The Public Advocate's comments as prepared are below.

STATEMENT OF PUBLIC ADVOCATE JUMAANE D. WILLIAMS

TO THE NEW YORK CITY COUNCIL COMMITTEE ON CRIMINAL JUSTICE

SEPTEMBER 28, 2022

Good morning,

My name is Jumaane D. Williams, and I am the Public Advocate for the City of New York. I would like to thank Chair Rivera and the members of the Committee on Criminal Justice for holding this incredibly important hearing.

I want to begin by calling solitary confinement what it is: torture. It is cruel. It is inhumane. It can ruin people’s lives, and too many do not survive it. Many try to mask the practice of isolation with euphemistic names like punitive segregation, but there is no difference–it is solitary confinement. Prolonged isolation that looks like, feels like and acts like solitary confinement—is solitary confinement. Physical isolation coupled with the lack of meaningful social interaction causes or exacerbates trauma, as well as other mental health issues. Solitary confinement does not only impact the individual; entire communities mourn the losses of their parents, siblings, children, and friends. We have already lost sixteen people in the jail on Rikers Island so far this year, and I am committed to doing everything in my power to end this crisis.

People who experience isolation in jails and prisons suffer socially, mentally, emotionally, and financially, both while incarcerated and after release. No one leaves solitary confinement whole. They struggle with the lasting effects of trauma and are disproportionately more likely to die by suicide or homicide.
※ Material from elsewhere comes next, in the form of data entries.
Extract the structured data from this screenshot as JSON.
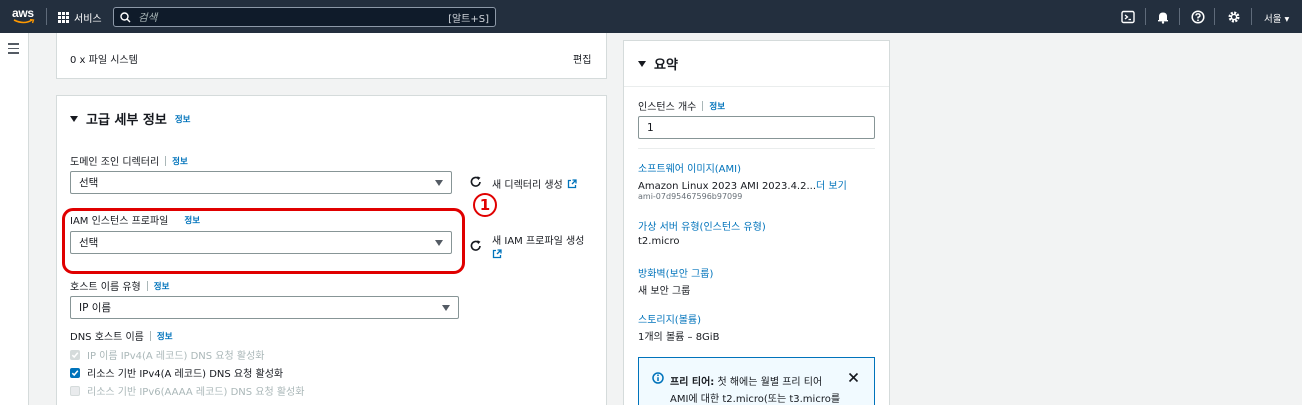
{
  "topbar": {
    "logo_text": "aws",
    "services_label": "서비스",
    "search_placeholder": "검색",
    "search_shortcut": "[알트+S]",
    "region_label": "서울 ▾",
    "icons": [
      "terminal-icon",
      "bell-icon",
      "help-icon",
      "gear-icon"
    ]
  },
  "storage_row": {
    "text": "0 x 파일 시스템",
    "edit_label": "편집"
  },
  "advanced": {
    "heading": "고급 세부 정보",
    "info_label": "정보",
    "domain_join": {
      "label": "도메인 조인 디렉터리",
      "info": "정보",
      "value": "선택",
      "create_link": "새 디렉터리 생성"
    },
    "iam_profile": {
      "label": "IAM 인스턴스 프로파일",
      "info": "정보",
      "value": "선택",
      "create_link_line1": "새 IAM 프로파일 생성"
    },
    "annotation_number": "1",
    "hostname_type": {
      "label": "호스트 이름 유형",
      "info": "정보",
      "value": "IP 이름"
    },
    "dns_hostname": {
      "label": "DNS 호스트 이름",
      "info": "정보",
      "options": [
        {
          "label": "IP 이름 IPv4(A 레코드) DNS 요청 활성화",
          "checked": true,
          "disabled": true
        },
        {
          "label": "리소스 기반 IPv4(A 레코드) DNS 요청 활성화",
          "checked": true,
          "disabled": false
        },
        {
          "label": "리소스 기반 IPv6(AAAA 레코드) DNS 요청 활성화",
          "checked": false,
          "disabled": true
        }
      ]
    }
  },
  "summary": {
    "heading": "요약",
    "instance_count_label": "인스턴스 개수",
    "instance_count_info": "정보",
    "instance_count_value": "1",
    "ami_label": "소프트웨어 이미지(AMI)",
    "ami_value": "Amazon Linux 2023 AMI 2023.4.2...",
    "ami_more": "더 보기",
    "ami_id": "ami-07d95467596b97099",
    "instance_type_label": "가상 서버 유형(인스턴스 유형)",
    "instance_type_value": "t2.micro",
    "firewall_label": "방화벽(보안 그룹)",
    "firewall_value": "새 보안 그룹",
    "storage_label": "스토리지(볼륨)",
    "storage_value": "1개의 볼륨 – 8GiB",
    "free_tier_title": "프리 티어:",
    "free_tier_line1": "첫 해에는 월별 프리 티어",
    "free_tier_line2": "AMI에 대한 t2.micro(또는 t3.micro를"
  },
  "colors": {
    "topbar": "#232f3e",
    "link": "#0073bb",
    "annotation": "#e00000"
  }
}
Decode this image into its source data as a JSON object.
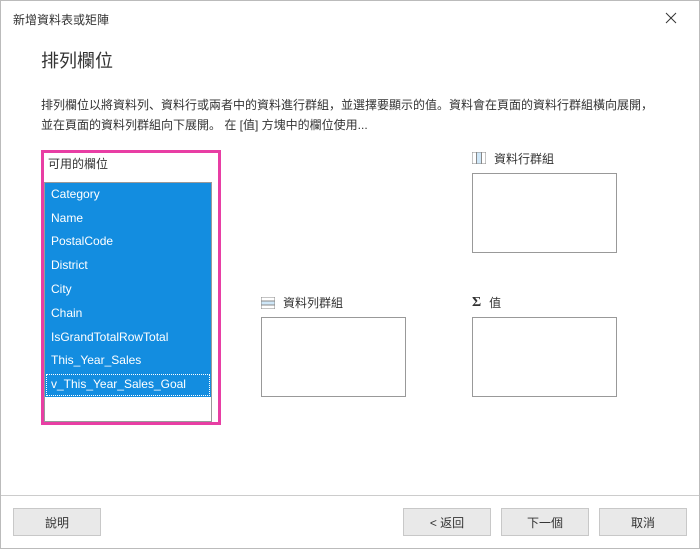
{
  "titlebar": {
    "title": "新增資料表或矩陣"
  },
  "heading": "排列欄位",
  "description": "排列欄位以將資料列、資料行或兩者中的資料進行群組，並選擇要顯示的值。資料會在頁面的資料行群組橫向展開，並在頁面的資料列群組向下展開。 在 [值] 方塊中的欄位使用...",
  "available": {
    "label": "可用的欄位",
    "items": [
      "Category",
      "Name",
      "PostalCode",
      "District",
      "City",
      "Chain",
      "IsGrandTotalRowTotal",
      "This_Year_Sales",
      "v_This_Year_Sales_Goal"
    ]
  },
  "colgroup": {
    "label": "資料行群組"
  },
  "rowgroup": {
    "label": "資料列群組"
  },
  "valuegroup": {
    "label": "值"
  },
  "footer": {
    "help": "說明",
    "back": "< 返回",
    "next": "下一個",
    "cancel": "取消"
  }
}
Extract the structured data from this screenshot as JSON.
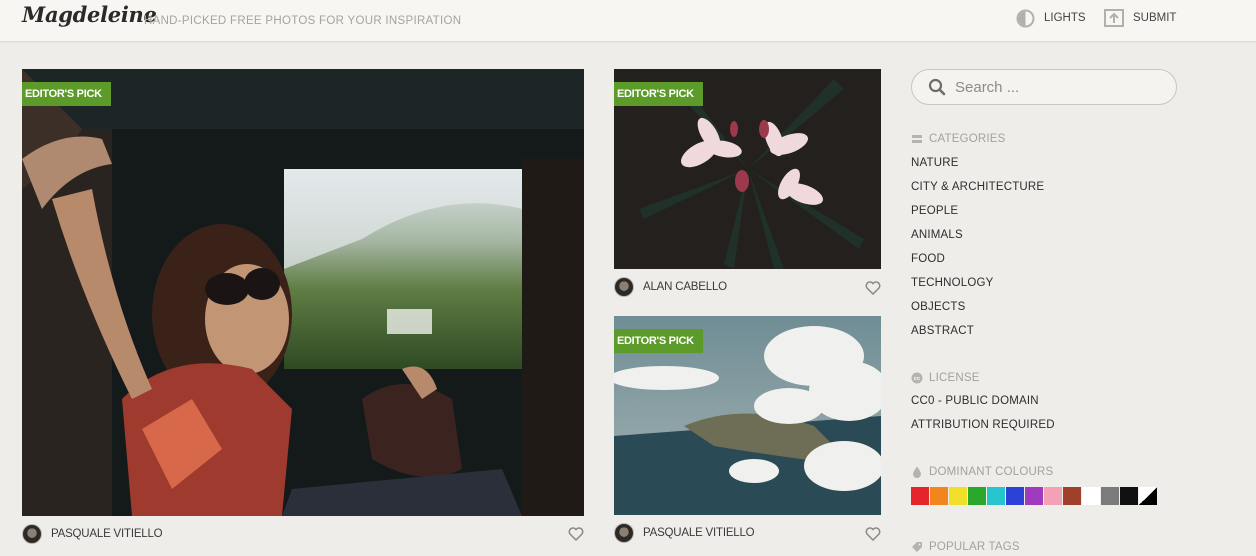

They are also at increased risk for homelessness and substance use: a 2019 North Carolina study found that survivors of solitary confinement were 127 times more likely to die from an opioid overdose within two weeks of their release.

That is why I have introduced Intro 0549-2022, which would ban the use of solitary confinement in city jails as implemented by Department of Correction (DOC), as well as provide individuals in DOC custody due process protections following an incident and prior to being placed in restrictive housing or continued use of restraints. I want to express my gratitude to Speaker Adrienne Adams and my colleagues in the City Council for sponsoring this bill. I urge Mayor Eric Adams to reevaluate his position on solitary confinement. Ending this practice in our jails is not “silly,” as he has expressed; it is life-saving, it is urgently needed, and it is long overdue.

I acknowledge that there are situations in which separation from the general population is necessary to protect the safety of those incarcerated and staff. I have worked closely with advocates to design a bill that addresses safety concerns while ending the harmful practice of solitary confinement and allows for necessary separation. We need to take care to separate and not resort to prolonged isolation, a distinction that my bill outlines.

Under this legislation, the DOC shall not place an incarcerated individual in a cell, other than at night for sleep, for more than eight hours in any 24-hour period, or during the day for more than two hours in any 24-hour period, unless such confinement is necessary to de-escalate immediate conflict that has caused injury or poses an immediate danger to a person’s safety. In this situation, a person may not be isolated for longer than is necessary to de-escalate the conflict, not longer than four hours immediately following the conflict.

In addition, my bill provides due-process safeguards for incarcerated individuals. To place a person in the confinement permitted by this law, there must be a hearing process, and the incarcerated person and their legal team must be notified. A multidisciplinary team must meaningfully review restrictive housing placements within fifteen days.

The Correction Officers’ Benevolent Association would have you believe that this bill will endanger both incarcerated individuals and correction officers. Union officials are misinterpreting the legislation because they either do not understand it or they do not want to understand it. They have also claimed that my office never reached out to them to discuss the language in this bill, which is untrue. My staff has been engaged with union representatives for months regarding solitary confinement and other issues related to the humanitarian crisis on Rikers Island. The ideas in this bill had been discussed at length with some points of agreement. Attempts to gather grassroots advocates and other law enforcement stakeholders in one room to better understand the trauma of solitary confinement and explore a better solution together were met with disinterest. However, I believe union representatives would agree that placing someone in solitary confinement as a form of correction is ineffective and irreparably damaging to the individual detained.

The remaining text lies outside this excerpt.